Unpopular opinion but I don't hate the logo. That said, I think everything related to this olympics should focus as heavily as possible on Oklahoma City, rather than the state of Oklahoma. Similar to the Thunder intentionally being the OKC Thunder rather than the OK Thunder, this should be a celebration of the strides our city has made to get to this point, not the state.
Especially since the OKC Chamber is taking the financial risk, the people of OKC have paid for the facilities that made this possible (similar to the Thunder), and because OKC will be putting even more money into all this. I do think the state will come up with some money, but city residents have already made most of the investment. Few realize the city subsidizes Riversport to the tune of $5 million a year.
Any success in OKC is almost in spite of the rest of the state dragging us down.
I doubt the official media recommendation for location was ever going to be anything other than Oklahoma City, the Olympics seem strict on sticking with city names, with the other reference to location recommended while talking about events here as being part of the LA games in general.
Right, just saying that the only reason this is happening at all is due to OKC investing in itself, as well as the efforts of Mayor Holt (tight with LA28 leader Garcetti) and Mike Knopp (built relationships with the international canoe/kayak community).
The State had zero to do with any of this, at least as far as I know.
Really, think about where Oklahoma would be without the heroic efforts of OKC. I wish OKC could secede from the state and just do our own thing.
Amen!
Oklahoma City, the RENAISSANCE CITY!
Between the 2010 and 2020 census, Oklahoma grew by 208,000.
During the same period, the OKC MSA grew by 173,000. Pretty much says it all.
Oklahoma County bought the old GM plant and that was a huge part of the growth. And the City owns all the surrounding land where the rest of the expansion has happened and is planned.
The state offered some incentives and the City and County many more, but almost all the major funding came at the federal level. I realize local politicians helped secure that funding.

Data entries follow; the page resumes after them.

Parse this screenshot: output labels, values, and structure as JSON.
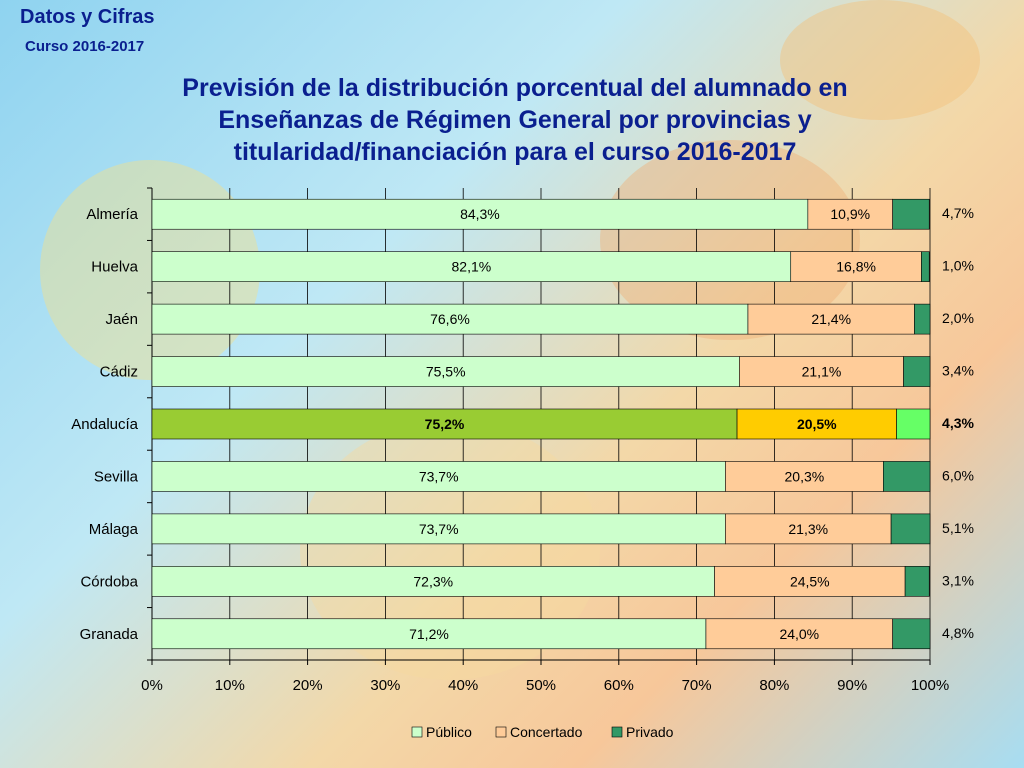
{
  "header": {
    "title": "Datos y Cifras",
    "subtitle": "Curso 2016-2017"
  },
  "main_title_lines": [
    "Previsión de la distribución porcentual del alumnado en",
    "Enseñanzas de Régimen General por provincias y",
    "titularidad/financiación para el curso 2016-2017"
  ],
  "chart_data": {
    "type": "bar",
    "orientation": "horizontal",
    "stacked": true,
    "title": "Previsión de la distribución porcentual del alumnado en Enseñanzas de Régimen General por provincias y titularidad/financiación para el curso 2016-2017",
    "categories": [
      "Almería",
      "Huelva",
      "Jaén",
      "Cádiz",
      "Andalucía",
      "Sevilla",
      "Málaga",
      "Córdoba",
      "Granada"
    ],
    "highlight_category": "Andalucía",
    "series": [
      {
        "name": "Público",
        "values": [
          84.3,
          82.1,
          76.6,
          75.5,
          75.2,
          73.7,
          73.7,
          72.3,
          71.2
        ],
        "labels": [
          "84,3%",
          "82,1%",
          "76,6%",
          "75,5%",
          "75,2%",
          "73,7%",
          "73,7%",
          "72,3%",
          "71,2%"
        ],
        "color": "#ccffcc",
        "highlight_color": "#99cc33"
      },
      {
        "name": "Concertado",
        "values": [
          10.9,
          16.8,
          21.4,
          21.1,
          20.5,
          20.3,
          21.3,
          24.5,
          24.0
        ],
        "labels": [
          "10,9%",
          "16,8%",
          "21,4%",
          "21,1%",
          "20,5%",
          "20,3%",
          "21,3%",
          "24,5%",
          "24,0%"
        ],
        "color": "#ffcc99",
        "highlight_color": "#ffcc00"
      },
      {
        "name": "Privado",
        "values": [
          4.7,
          1.0,
          2.0,
          3.4,
          4.3,
          6.0,
          5.1,
          3.1,
          4.8
        ],
        "labels": [
          "4,7%",
          "1,0%",
          "2,0%",
          "3,4%",
          "4,3%",
          "6,0%",
          "5,1%",
          "3,1%",
          "4,8%"
        ],
        "color": "#339966",
        "highlight_color": "#66ff66"
      }
    ],
    "xlim": [
      0,
      100
    ],
    "x_ticks": [
      "0%",
      "10%",
      "20%",
      "30%",
      "40%",
      "50%",
      "60%",
      "70%",
      "80%",
      "90%",
      "100%"
    ],
    "grid": true,
    "legend_position": "bottom"
  }
}
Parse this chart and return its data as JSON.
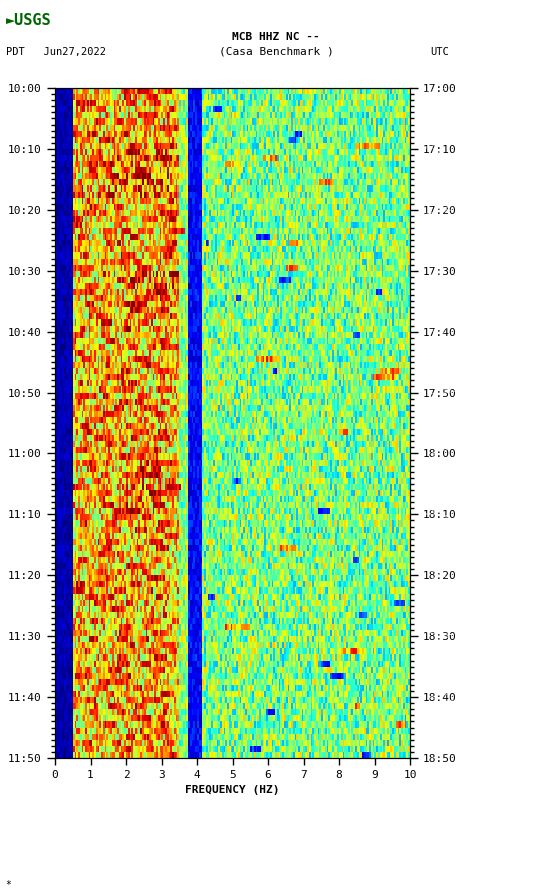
{
  "title_line1": "MCB HHZ NC --",
  "title_line2": "(Casa Benchmark )",
  "left_label": "PDT   Jun27,2022",
  "right_label": "UTC",
  "xlabel": "FREQUENCY (HZ)",
  "freq_min": 0,
  "freq_max": 10,
  "left_ticks": [
    "10:00",
    "10:10",
    "10:20",
    "10:30",
    "10:40",
    "10:50",
    "11:00",
    "11:10",
    "11:20",
    "11:30",
    "11:40",
    "11:50"
  ],
  "right_ticks": [
    "17:00",
    "17:10",
    "17:20",
    "17:30",
    "17:40",
    "17:50",
    "18:00",
    "18:10",
    "18:20",
    "18:30",
    "18:40",
    "18:50"
  ],
  "colormap": "jet",
  "fig_width": 5.52,
  "fig_height": 8.92,
  "dpi": 100,
  "bg_color": "#ffffff",
  "seed": 42,
  "n_time": 110,
  "n_freq": 200
}
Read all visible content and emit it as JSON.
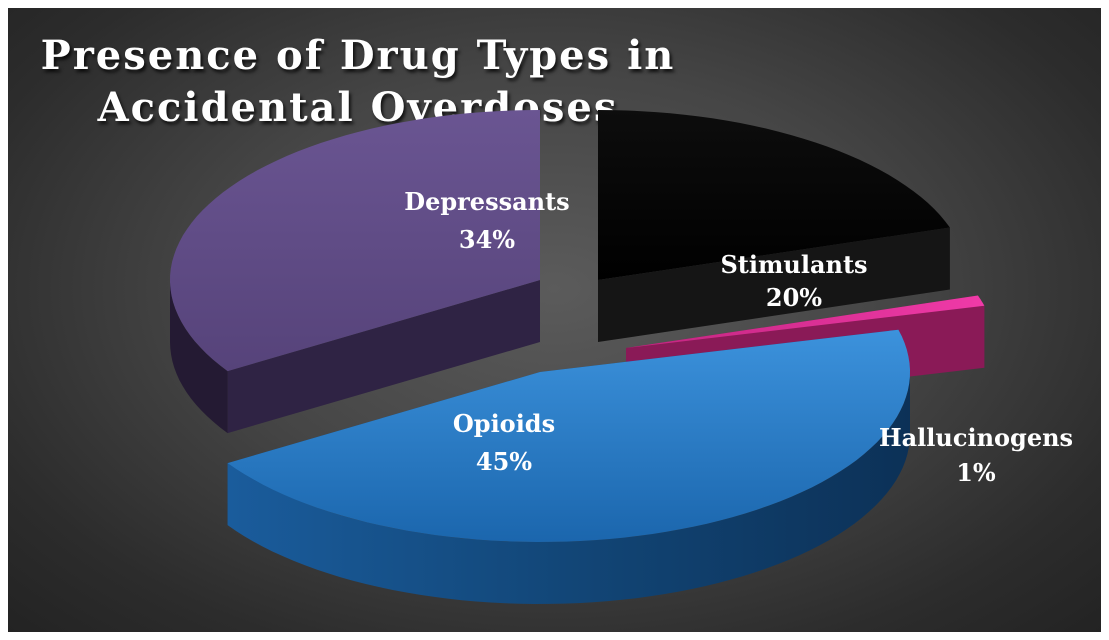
{
  "chart_data": {
    "type": "pie",
    "title": "Presence of Drug Types in Accidental Overdoses",
    "title_lines": [
      "Presence of Drug Types in",
      "Accidental Overdoses"
    ],
    "three_d": true,
    "exploded": true,
    "slices": [
      {
        "name": "Opioids",
        "value": 45,
        "label": "45%",
        "color": "#1f6fba"
      },
      {
        "name": "Depressants",
        "value": 34,
        "label": "34%",
        "color": "#5e4a82"
      },
      {
        "name": "Stimulants",
        "value": 20,
        "label": "20%",
        "color": "#000000"
      },
      {
        "name": "Hallucinogens",
        "value": 1,
        "label": "1%",
        "color": "#e3339a"
      }
    ]
  }
}
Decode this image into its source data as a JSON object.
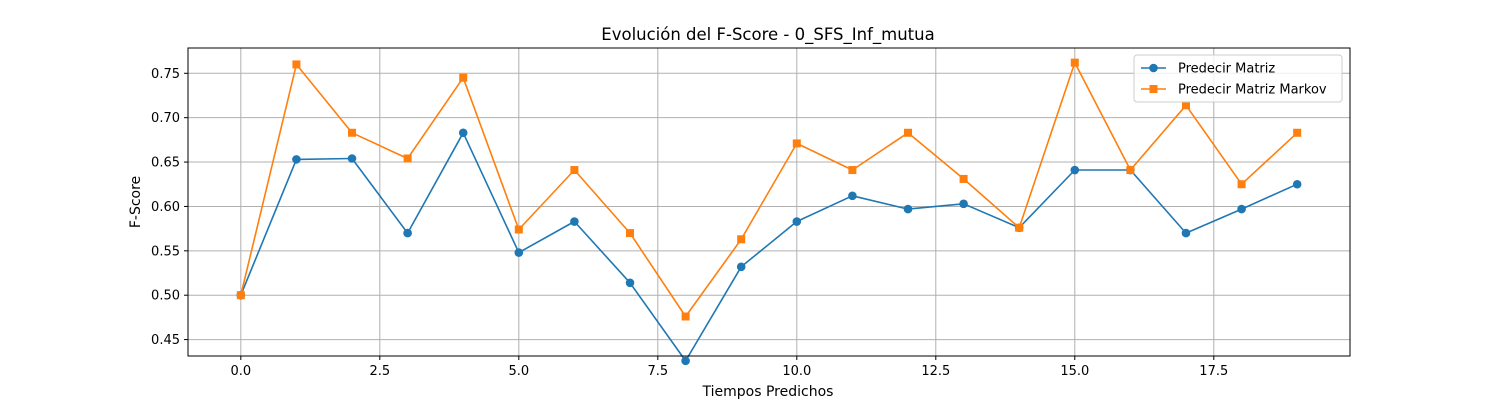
{
  "chart_data": {
    "type": "line",
    "title": "Evolución del F-Score - 0_SFS_Inf_mutua",
    "xlabel": "Tiempos Predichos",
    "ylabel": "F-Score",
    "x": [
      0,
      1,
      2,
      3,
      4,
      5,
      6,
      7,
      8,
      9,
      10,
      11,
      12,
      13,
      14,
      15,
      16,
      17,
      18,
      19
    ],
    "xlim": [
      -0.95,
      19.95
    ],
    "ylim": [
      0.4315,
      0.7785
    ],
    "xticks": [
      0.0,
      2.5,
      5.0,
      7.5,
      10.0,
      12.5,
      15.0,
      17.5
    ],
    "xtick_labels": [
      "0.0",
      "2.5",
      "5.0",
      "7.5",
      "10.0",
      "12.5",
      "15.0",
      "17.5"
    ],
    "yticks": [
      0.45,
      0.5,
      0.55,
      0.6,
      0.65,
      0.7,
      0.75
    ],
    "ytick_labels": [
      "0.45",
      "0.50",
      "0.55",
      "0.60",
      "0.65",
      "0.70",
      "0.75"
    ],
    "grid": true,
    "legend_position": "top-right",
    "series": [
      {
        "name": "Predecir Matriz",
        "color": "#1f77b4",
        "marker": "circle",
        "values": [
          0.5,
          0.653,
          0.654,
          0.57,
          0.683,
          0.548,
          0.583,
          0.514,
          0.426,
          0.532,
          0.583,
          0.612,
          0.597,
          0.603,
          0.576,
          0.641,
          0.641,
          0.57,
          0.597,
          0.625
        ]
      },
      {
        "name": "Predecir Matriz Markov",
        "color": "#ff7f0e",
        "marker": "square",
        "values": [
          0.5,
          0.76,
          0.683,
          0.654,
          0.745,
          0.574,
          0.641,
          0.57,
          0.476,
          0.563,
          0.671,
          0.641,
          0.683,
          0.631,
          0.576,
          0.762,
          0.641,
          0.714,
          0.625,
          0.683
        ]
      }
    ]
  }
}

When is the City of LA approving the venue changes that move events from within the City of LA to here? Are there concerns the City of LA won't approve?
and the fact that I argued (and got crucified), that Tulsa's MSA is as large area wise as OKC's CSA. I know that includes Osage County, the state's largest by area and least dense; but OKC's MSA also includes Lincoln County (large and not dense) as well. And even if you dropped Osage, Tulsa's MSA would still be larger than OKC's MSA in area. Anyways.
173,000 is a factor of 2.2 over 78,000, meaning OKC's Metro growth was more than double Tulsa's during the last census decade. Don't even talk about city. It's not keeping pace (but in fairness, they are adding at the natl avg which does help offset the loss in the rest of the state).
Oklahoma City, the RENAISSANCE CITY!